Is {a^i b^j c^k | i≤j or (k=j≤i)} context sensitive?

Question

$$L = \{a^i b^j c^k \mid i \le j \text{ or } (j \le i \text{ and } j = k)\}$$

I think the given language is CSL as i can break this language like this

$$L = \{a^i b^j c^k \mid i \le j \text{ and } j = k\} \cup \{a^i b^j c^k \mid j \le i \text{ and } j = k\} \cup \{a^i b^j c^k \mid i \le j \text{ and } j \le i \text{ and } j = k\}$$

Last language i,j are independent, hence DCFL.

When we take union of these languages, we get CSL.

Is my approach right?

Answer 1

There are two possible interpretations of the condition on $i,j,k$:

1. $(i \leq j \lor j \leq i) \land j = k$. This condition is equivalent to just $j = k$, and so the language in question is $\{ a^i b^j c^j : i,j \geq 0 \}$, which is a prototypical context-free language.

2. $i \leq j \lor (j \leq i \land j = k)$. A linear-bounded automaton can decide this language (exercise), so it is context-sensitive.

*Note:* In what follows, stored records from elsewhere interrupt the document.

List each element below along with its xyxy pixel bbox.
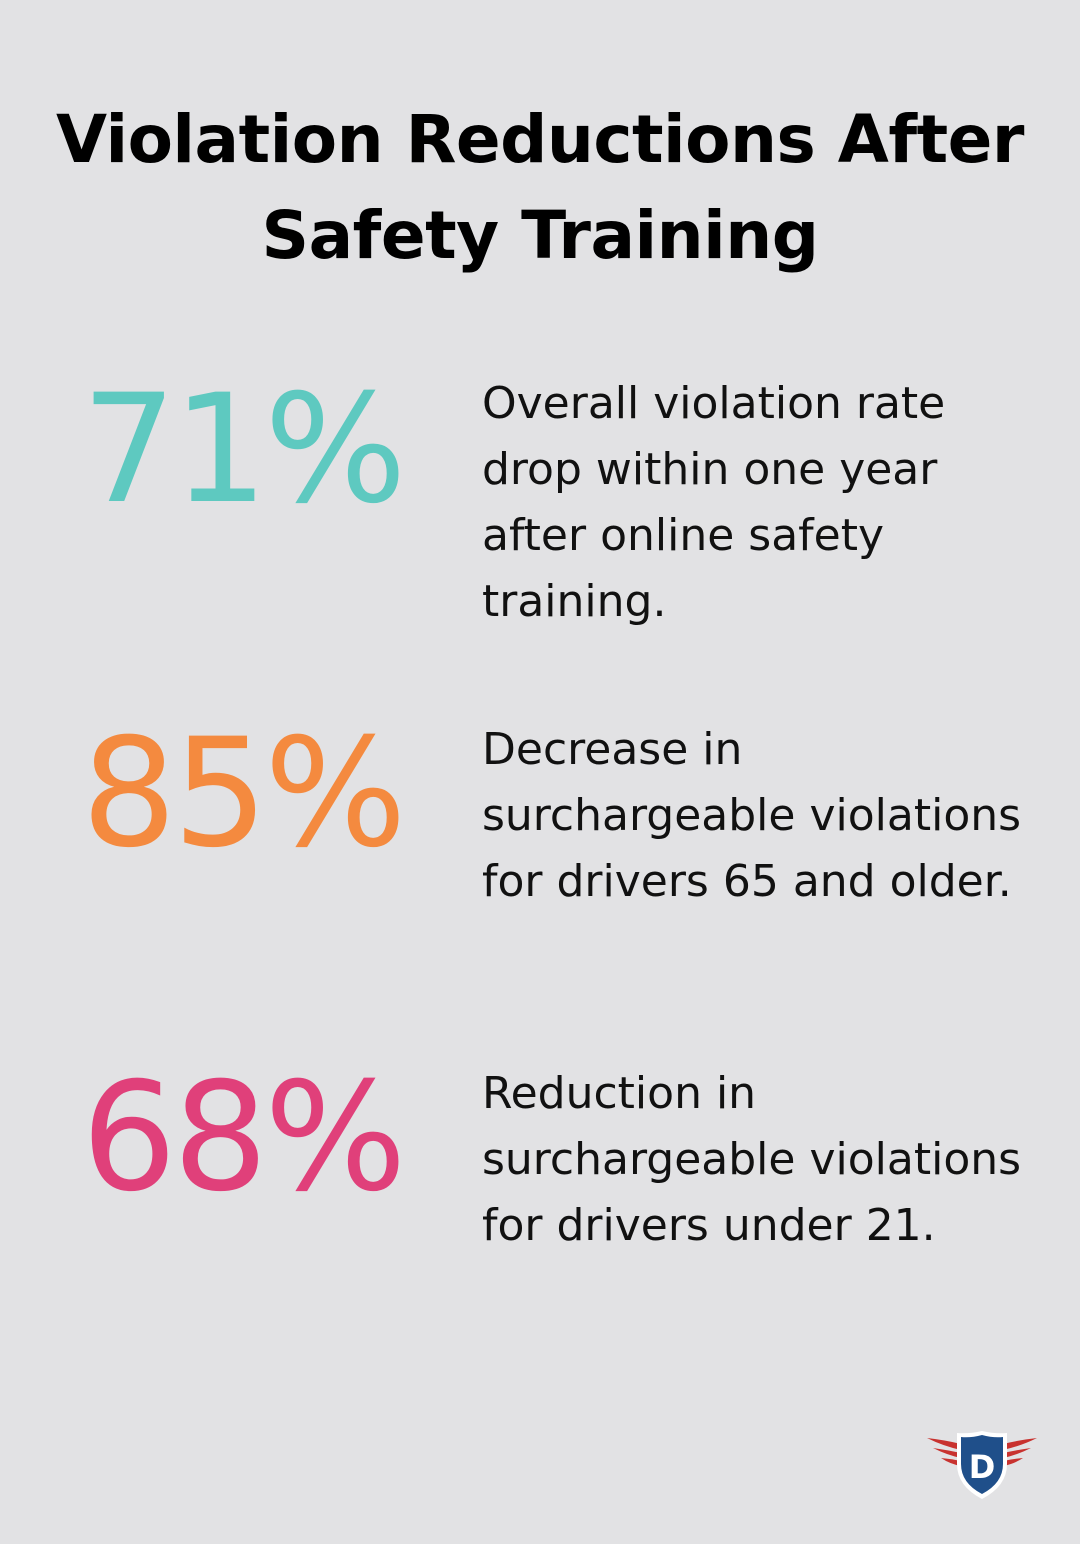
winged-shield-d-icon: D xyxy=(927,1431,1037,1499)
right-wing xyxy=(1003,1438,1037,1466)
stat-value: 85% xyxy=(81,707,406,881)
stat-value: 68% xyxy=(81,1051,406,1225)
stat-value: 71% xyxy=(81,363,406,537)
left-wing xyxy=(927,1438,961,1466)
stat-description: Overall violation rate drop within one y… xyxy=(482,378,946,627)
stat-description: Reduction in surchargeable violations fo… xyxy=(482,1068,1022,1251)
logo-letter: D xyxy=(969,1448,996,1486)
stat-description: Decrease in surchargeable violations for… xyxy=(482,724,1022,907)
page-title: Violation Reductions After Safety Traini… xyxy=(56,101,1024,274)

On the other hand, using the pumping lemma you can show that it is not context-free (exercise).

I would guess that the second interpretation is the one that was intended.

Answer 2

It is CFL. Number of a & b are irrelevant. What matters is number of b should be equal to number of c which can be achieved by PDA.